ワールドミュージック町十三番地

上海、香港、マカオと流れ、明日はチェニスかモロッコか。港々の歌謡曲をたずねる旅でございます。

マグレブ式狩猟歌

2008-09-18 01:59:12 | イスラム世界


 ”abidat r'ma sorba”

 現時点で、ワールドミュージックシーンの間違いも無く最先端にいるのが北アフリカのアラブ世界なのだが、世界のほとんどの人がその事に気がついていない。いや、ワールドミュージックという概念そのものに興味を持つ人がろくにいないんだから、そりゃしょうがない。
 北アフリカのアラブ人たちも自分たちのやりたい音楽をやっているだけで、最先端も何も知ったことではないだろうし、まあ、こんな事を書いてみるのも余計なお世話でしかないのだが。

 というわけで今回の盤。これはその北アフリカはモロッコ在住のベルベル人社会で、狩猟の際、獲物を追い込むために奏でられていた伝統音楽を再生させたものだとか。
 とにかく凄いテンションが終始漲っている音楽で、一聴、圧倒されてしまうのだった。

 前のめりの性急なノリで打ち鳴らされる民俗パーカッション群のワイルドな響き。そして鍛えられた声質の雄々しくも鋭い表情のボーカル陣が、それに乗って歌というよりは呪文、あるいは祝詞みたいなシンプルなメロディのコール&レスポンスを歌い交わす。
 聴いているだけでも血圧が上がってくるようだ。いったいどんな動物を追いまわしたのか?この音楽の中に受け継がれている猟人たちの血の騒ぎの熱さに驚きつつ、思う。

 サハラ砂漠を吹く風には極めてよくお似合いの、あくまでもクールに乾ききった表情の中に、研ぎ澄まされた激情が駆け抜ける。
 ふと、ブラック・アフリカの怒号王、ナイジェリアのアパラ・ミュージックの突撃隊長だった、故・アインラ・オモウラの音楽など思い出す。オモウラの音楽と迫力において張り合える音楽など、この時代に”新譜”として聴けようとは予想だにしなかったので、これは嬉しい驚きなのだが。

 それにしても、このせき立てられる様な性急なノリと攻撃性。どこまでが伝統に由来し、どこまでが今日を生きる者の抱え込んだ抑圧に由来するのか。
 なんて事をふと考えた。中ジャケ写真の、民族衣装を身にまとって草原で伝統的遊牧民の暮らしを演じ、あるいはまた、ジーンズを履いてあくまでも今日を生きる若者としての表情を浮かべつつモロッコの古びた街角をのし歩く、このユニットのメンバーの写真を見ながら。

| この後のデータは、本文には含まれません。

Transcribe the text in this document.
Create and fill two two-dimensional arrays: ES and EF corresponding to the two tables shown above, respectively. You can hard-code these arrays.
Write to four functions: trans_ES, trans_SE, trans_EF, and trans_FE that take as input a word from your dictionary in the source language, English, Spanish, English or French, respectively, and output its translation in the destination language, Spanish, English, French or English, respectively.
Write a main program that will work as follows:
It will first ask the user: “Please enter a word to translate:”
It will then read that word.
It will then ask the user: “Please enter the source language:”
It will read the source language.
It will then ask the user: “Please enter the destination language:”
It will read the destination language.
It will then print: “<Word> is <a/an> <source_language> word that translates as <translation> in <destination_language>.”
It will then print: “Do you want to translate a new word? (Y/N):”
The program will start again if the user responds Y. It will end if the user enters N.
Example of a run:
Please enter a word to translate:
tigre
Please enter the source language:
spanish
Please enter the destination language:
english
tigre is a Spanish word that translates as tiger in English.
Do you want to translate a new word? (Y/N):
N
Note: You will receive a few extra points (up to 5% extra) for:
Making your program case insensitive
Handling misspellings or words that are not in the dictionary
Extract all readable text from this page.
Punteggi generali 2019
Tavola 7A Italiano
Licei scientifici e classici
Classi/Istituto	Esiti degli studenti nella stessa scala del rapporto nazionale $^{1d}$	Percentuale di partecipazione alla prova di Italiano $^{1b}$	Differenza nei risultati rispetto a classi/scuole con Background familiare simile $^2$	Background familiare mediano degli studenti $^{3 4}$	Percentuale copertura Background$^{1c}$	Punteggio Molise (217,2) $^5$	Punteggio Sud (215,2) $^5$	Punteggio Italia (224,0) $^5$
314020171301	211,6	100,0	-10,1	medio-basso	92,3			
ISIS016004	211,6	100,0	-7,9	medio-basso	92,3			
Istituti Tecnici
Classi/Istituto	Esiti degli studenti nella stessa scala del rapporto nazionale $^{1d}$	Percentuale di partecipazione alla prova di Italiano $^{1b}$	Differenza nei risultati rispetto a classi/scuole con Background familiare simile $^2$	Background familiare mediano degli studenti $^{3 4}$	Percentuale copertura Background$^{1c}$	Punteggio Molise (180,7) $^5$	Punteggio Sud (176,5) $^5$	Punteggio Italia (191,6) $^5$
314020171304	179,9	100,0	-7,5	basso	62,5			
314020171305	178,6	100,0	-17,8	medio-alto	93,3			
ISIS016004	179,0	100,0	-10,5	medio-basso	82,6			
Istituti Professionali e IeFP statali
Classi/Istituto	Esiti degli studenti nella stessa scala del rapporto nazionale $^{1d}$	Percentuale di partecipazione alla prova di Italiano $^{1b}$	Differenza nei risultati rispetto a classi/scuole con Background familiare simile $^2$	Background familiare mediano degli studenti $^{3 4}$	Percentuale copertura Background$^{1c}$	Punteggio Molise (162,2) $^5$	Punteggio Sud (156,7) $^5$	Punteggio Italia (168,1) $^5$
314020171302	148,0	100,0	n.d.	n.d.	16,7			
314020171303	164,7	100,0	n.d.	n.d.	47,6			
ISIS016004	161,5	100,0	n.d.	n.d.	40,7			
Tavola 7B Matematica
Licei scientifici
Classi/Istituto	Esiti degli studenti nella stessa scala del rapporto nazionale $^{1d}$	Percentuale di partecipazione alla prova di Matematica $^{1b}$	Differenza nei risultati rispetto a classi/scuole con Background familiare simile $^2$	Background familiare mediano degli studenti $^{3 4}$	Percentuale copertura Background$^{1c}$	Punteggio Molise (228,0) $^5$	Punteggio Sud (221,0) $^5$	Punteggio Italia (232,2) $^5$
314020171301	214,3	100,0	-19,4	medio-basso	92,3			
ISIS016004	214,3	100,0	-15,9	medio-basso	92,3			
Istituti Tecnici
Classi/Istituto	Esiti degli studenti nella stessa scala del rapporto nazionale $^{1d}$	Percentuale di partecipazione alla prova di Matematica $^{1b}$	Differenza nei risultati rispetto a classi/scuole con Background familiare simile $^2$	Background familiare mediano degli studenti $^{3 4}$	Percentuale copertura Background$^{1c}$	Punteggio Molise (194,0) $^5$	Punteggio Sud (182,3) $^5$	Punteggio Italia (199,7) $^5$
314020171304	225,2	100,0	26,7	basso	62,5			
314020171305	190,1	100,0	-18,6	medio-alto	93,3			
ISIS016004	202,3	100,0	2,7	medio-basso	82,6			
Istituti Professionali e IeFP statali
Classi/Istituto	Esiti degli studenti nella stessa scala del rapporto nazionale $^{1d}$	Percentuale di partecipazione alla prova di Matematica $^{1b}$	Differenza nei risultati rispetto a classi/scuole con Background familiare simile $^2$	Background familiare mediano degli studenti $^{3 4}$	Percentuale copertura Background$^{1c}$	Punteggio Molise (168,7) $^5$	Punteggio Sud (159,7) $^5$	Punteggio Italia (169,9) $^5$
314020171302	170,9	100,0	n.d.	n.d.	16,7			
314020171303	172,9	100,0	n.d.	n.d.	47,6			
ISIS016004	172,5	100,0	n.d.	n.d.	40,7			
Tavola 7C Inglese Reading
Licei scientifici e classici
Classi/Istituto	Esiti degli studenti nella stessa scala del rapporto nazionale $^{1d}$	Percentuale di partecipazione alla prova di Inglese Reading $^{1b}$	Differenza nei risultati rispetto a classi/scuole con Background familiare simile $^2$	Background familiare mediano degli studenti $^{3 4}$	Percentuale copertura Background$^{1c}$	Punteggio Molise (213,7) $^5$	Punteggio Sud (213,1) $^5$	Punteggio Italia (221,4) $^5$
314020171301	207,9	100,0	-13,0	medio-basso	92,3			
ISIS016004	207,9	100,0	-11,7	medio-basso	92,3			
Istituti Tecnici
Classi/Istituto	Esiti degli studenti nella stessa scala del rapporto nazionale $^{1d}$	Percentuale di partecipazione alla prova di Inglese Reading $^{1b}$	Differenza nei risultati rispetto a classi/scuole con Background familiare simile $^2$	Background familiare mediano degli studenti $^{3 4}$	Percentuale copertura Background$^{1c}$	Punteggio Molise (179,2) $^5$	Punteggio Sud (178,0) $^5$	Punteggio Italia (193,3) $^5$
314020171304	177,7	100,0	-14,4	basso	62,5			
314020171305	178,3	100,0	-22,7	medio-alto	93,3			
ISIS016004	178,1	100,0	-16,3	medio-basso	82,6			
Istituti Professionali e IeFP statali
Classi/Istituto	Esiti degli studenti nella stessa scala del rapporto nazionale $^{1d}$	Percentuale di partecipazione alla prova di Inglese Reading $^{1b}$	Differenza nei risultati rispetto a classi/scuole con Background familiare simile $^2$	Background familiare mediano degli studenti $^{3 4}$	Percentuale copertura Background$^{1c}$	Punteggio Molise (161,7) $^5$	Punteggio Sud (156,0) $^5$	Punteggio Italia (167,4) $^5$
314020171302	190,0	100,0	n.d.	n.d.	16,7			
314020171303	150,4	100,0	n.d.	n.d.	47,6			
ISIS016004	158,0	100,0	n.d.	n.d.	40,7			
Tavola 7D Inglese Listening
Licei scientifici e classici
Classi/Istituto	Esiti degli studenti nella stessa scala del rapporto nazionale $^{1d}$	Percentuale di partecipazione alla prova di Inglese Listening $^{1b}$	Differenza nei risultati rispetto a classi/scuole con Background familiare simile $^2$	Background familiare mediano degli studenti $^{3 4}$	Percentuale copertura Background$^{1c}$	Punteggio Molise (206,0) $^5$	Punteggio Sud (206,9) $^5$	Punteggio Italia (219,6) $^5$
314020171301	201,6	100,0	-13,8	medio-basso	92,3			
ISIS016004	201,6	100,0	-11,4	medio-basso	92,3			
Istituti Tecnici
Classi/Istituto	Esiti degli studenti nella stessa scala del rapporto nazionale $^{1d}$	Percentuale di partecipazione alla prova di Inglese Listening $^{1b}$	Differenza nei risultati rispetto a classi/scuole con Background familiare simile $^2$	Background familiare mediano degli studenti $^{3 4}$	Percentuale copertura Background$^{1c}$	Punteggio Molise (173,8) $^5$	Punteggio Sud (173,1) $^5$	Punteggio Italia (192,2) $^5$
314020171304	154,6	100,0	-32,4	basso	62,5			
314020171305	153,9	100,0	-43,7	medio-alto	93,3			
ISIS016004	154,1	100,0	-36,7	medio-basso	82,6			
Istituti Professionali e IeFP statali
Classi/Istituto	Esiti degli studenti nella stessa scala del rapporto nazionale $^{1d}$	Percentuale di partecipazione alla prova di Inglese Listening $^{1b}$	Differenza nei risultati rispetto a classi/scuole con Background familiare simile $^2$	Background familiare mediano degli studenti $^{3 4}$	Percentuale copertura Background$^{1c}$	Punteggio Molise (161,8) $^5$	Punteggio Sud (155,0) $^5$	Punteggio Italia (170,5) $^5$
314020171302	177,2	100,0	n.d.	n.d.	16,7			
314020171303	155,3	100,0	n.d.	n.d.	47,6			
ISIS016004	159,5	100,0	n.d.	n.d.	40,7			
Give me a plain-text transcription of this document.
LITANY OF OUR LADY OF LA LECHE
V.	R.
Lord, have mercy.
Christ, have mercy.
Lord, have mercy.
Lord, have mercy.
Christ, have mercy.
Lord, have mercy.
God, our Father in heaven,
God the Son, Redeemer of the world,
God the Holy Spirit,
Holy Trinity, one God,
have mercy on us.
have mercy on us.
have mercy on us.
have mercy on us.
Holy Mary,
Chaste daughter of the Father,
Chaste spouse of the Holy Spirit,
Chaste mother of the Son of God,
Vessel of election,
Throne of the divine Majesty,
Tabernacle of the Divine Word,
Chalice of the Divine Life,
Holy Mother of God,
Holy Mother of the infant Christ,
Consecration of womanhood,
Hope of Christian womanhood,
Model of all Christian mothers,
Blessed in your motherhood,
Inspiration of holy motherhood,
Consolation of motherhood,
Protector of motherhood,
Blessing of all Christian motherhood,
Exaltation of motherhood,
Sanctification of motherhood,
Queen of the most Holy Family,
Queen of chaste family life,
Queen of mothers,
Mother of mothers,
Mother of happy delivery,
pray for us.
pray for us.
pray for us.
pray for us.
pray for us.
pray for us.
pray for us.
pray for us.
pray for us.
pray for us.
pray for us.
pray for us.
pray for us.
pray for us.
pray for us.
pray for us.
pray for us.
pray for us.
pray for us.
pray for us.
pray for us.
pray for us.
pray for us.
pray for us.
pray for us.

 鮮烈な鞭の一閃、みたいな音楽。”空耳アワー”的話題ではあるが、中途で「ヤバイ!」「ヤバイ!」「ヤバイ!」「ヤバイ!」と聞こえる怒号の応報の瞬間があり、うんまったくだ、ヤバい音楽もあったものだなあと納得してしまった次第。
 やっぱり北アフリカからは目が離せない。